SkyBox International Inc.
- Formerly: Impel Marketing
- Company type: Public corporation
- Industry: trading cards
- Genre: sports entertainment
- Founded: 1990; 36 years ago
- Defunct: 1995; 31 years ago
- Fate: Merged with Fleer
- Successor: Fleer/SkyBox International
- Headquarters: Durham, North Carolina, US
- Products: trading cards milk caps
- Brands: SkyBox SkyCaps
- Parent: Brooke Groups, Inc. (1989-1992); public (1993-1995); Marvel Entertainment Group (1995);

= SkyBox International =

American trading card company

SkyBox International Inc., formerly Impel Marketing, was an American trading card manufacturing company based in Durham, North Carolina started in 1990 and operated until 1995.

==History==
===Impel Marketing===
In 1990, The Liggett Group Inc., a U.S. tobacco company, announced it would change its name to Brooke Group Ltd. and split into two subsidiaries, Liggett Group Inc. and Impel Marketing Inc. Liggett covered the tobacco business, while Impel covered its non-tobacco activities. At the time of the announcement, the company had small businesses in collectible football and basketball cards as well as confectionery products, both of which used the same distribution channels as cigarettes. Impel was to be headquartered in Durham, North Carolina and was expected to broaden the scope of the company's sports and entertainment business.

===SkyBox===
Impel Marketing changed its name to SkyBox International Inc. in April 1992. That same year, the company appointed Magic Johnson as its spokesperson. In June 1993, SkyBox started making milk caps under the name SkyCaps beginning with DC SkyCaps. Later that year, Brooke Group, Inc. spun SkyBox off as a NASDAQ traded public company.

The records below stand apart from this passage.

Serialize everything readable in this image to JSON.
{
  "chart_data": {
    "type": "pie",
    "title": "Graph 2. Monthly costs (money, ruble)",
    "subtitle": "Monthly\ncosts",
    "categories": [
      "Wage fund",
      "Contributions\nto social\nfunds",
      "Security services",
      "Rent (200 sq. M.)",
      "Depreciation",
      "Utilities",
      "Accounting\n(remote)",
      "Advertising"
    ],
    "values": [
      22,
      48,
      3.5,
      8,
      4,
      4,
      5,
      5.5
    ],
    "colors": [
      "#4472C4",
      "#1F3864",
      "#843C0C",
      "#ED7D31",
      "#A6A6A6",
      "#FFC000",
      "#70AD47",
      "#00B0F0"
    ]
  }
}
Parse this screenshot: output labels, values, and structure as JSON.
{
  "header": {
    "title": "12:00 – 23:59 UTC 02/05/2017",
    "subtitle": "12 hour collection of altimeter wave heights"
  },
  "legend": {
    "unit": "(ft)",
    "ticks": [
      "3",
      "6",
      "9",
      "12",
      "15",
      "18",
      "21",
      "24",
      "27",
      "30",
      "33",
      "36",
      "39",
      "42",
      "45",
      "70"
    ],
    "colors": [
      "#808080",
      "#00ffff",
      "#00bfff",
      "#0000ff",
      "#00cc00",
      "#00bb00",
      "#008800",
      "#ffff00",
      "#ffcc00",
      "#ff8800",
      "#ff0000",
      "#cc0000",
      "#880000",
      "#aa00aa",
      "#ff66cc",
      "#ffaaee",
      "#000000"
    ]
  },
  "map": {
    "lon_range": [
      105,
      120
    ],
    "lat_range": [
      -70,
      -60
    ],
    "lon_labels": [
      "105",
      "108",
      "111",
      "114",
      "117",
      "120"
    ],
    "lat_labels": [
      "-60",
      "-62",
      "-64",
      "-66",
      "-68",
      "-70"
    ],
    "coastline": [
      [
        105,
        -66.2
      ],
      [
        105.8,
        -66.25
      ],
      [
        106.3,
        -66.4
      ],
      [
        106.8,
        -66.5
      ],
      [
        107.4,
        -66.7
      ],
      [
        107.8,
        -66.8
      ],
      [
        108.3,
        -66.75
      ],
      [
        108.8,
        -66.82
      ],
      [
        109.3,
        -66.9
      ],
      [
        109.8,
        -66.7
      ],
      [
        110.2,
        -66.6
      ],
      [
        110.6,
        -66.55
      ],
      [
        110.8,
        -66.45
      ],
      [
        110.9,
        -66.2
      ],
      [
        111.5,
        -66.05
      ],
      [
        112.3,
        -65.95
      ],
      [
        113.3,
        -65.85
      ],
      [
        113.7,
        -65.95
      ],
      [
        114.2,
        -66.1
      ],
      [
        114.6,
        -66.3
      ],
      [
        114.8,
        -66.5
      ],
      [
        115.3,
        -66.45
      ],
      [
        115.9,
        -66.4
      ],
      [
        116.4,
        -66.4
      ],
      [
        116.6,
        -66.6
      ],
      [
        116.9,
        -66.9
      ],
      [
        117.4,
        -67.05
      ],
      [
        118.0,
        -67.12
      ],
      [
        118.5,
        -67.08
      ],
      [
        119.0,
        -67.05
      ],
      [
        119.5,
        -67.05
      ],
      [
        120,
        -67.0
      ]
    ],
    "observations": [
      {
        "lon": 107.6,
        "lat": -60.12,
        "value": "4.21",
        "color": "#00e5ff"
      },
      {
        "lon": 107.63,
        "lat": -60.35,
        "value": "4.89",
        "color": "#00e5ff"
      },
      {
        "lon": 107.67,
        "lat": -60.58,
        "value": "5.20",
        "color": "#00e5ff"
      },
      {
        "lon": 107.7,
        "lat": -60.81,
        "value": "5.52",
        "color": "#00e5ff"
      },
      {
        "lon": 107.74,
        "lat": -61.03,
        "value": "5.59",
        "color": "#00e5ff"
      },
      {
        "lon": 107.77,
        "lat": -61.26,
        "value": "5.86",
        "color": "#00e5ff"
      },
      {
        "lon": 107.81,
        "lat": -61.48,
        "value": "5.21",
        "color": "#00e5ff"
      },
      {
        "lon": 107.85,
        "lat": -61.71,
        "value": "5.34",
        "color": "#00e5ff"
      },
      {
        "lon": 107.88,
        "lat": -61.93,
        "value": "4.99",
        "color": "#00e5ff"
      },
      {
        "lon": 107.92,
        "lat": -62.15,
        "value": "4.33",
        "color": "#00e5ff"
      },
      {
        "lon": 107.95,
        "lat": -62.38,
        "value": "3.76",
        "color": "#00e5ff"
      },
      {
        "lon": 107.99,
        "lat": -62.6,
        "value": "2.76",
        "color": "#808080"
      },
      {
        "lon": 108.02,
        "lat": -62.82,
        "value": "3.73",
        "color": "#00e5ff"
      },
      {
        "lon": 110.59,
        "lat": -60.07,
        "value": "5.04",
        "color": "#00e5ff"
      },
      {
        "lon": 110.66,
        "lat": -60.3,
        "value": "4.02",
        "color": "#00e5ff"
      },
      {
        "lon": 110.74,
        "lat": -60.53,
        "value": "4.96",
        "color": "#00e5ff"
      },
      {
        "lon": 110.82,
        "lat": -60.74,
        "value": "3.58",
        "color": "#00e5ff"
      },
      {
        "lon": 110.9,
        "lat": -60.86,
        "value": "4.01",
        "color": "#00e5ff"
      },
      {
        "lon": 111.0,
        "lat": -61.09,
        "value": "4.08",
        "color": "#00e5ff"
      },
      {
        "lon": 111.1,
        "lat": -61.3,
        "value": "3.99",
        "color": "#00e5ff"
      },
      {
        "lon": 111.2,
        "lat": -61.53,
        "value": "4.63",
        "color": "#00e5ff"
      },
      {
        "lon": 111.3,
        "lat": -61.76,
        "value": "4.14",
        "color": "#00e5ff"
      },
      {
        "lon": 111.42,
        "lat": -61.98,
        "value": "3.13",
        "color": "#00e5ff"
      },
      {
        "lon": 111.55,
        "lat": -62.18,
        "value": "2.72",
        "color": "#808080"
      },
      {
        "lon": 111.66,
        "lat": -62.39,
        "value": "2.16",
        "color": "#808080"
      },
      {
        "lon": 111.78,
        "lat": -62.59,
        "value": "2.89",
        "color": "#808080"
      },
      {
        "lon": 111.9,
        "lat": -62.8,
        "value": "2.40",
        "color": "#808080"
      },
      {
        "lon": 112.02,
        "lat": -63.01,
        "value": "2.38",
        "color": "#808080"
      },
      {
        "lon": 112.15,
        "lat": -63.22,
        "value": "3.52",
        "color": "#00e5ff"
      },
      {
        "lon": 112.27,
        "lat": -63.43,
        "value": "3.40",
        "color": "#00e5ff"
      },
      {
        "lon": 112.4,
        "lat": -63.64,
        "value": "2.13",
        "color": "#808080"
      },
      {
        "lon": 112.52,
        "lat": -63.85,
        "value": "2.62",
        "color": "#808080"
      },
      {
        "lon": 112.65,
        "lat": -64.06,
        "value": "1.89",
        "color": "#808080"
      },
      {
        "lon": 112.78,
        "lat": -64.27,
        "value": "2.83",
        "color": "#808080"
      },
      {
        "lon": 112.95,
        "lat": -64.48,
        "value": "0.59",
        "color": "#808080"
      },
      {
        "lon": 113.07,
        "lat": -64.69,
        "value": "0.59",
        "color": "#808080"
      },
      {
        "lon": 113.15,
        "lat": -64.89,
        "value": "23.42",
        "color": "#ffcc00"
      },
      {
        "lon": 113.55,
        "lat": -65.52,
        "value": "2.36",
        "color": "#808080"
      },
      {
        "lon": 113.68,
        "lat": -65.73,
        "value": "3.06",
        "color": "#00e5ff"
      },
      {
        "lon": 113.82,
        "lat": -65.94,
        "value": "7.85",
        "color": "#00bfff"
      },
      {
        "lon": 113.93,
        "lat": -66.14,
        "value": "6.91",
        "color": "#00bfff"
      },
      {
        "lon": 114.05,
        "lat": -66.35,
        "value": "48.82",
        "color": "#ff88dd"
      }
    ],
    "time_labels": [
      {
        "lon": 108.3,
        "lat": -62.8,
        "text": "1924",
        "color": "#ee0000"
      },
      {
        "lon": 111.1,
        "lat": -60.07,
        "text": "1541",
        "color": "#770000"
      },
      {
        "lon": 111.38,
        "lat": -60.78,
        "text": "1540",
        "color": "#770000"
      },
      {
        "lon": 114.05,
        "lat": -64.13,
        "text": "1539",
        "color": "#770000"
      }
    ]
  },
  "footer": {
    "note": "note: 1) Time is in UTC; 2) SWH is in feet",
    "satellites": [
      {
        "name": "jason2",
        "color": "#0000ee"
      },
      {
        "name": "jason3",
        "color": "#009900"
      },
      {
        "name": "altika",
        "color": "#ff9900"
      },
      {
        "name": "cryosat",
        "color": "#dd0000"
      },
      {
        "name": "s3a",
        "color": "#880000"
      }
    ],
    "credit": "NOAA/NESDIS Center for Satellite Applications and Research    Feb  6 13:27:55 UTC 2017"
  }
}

On March 10, 1995, Marvel Entertainment, a comic book publisher and maker of Fleer baseball and hockey cards, announced a purchase of SkyBox for $150 million which was completed two months later in May.
Marvel merged SkyBox and Fleer as Fleer/SkyBox International and The company headquarters were moved from Downtown Durham, NC to Mount Laurel, NJ. The company was later sold to Alex Grass and his son, Roger Grass in February 1999.

==Products==
SkyBox produced many licensed non-sports trading cards, including sets for Disney (1995), Star Trek (since 1993) and Marvel Comics (2010). SkyBox also produced SkyCaps, its milk caps games brand. Cap series included DC Comics characters, Jurassic Park, Batman: Knightfall, and a National Football League series.

One of the first card companies on the Internet, SkyBox branched into multimedia, producing CD-ROM collectibles and games. With Skyborg: Into the Vortex, the company stated, "SkyBox is well-known for its marketing and technological innovations, of which this first-ever interactive, multimedia card line, which is also SkyBox's first CD-ROM product, is only the most recent example."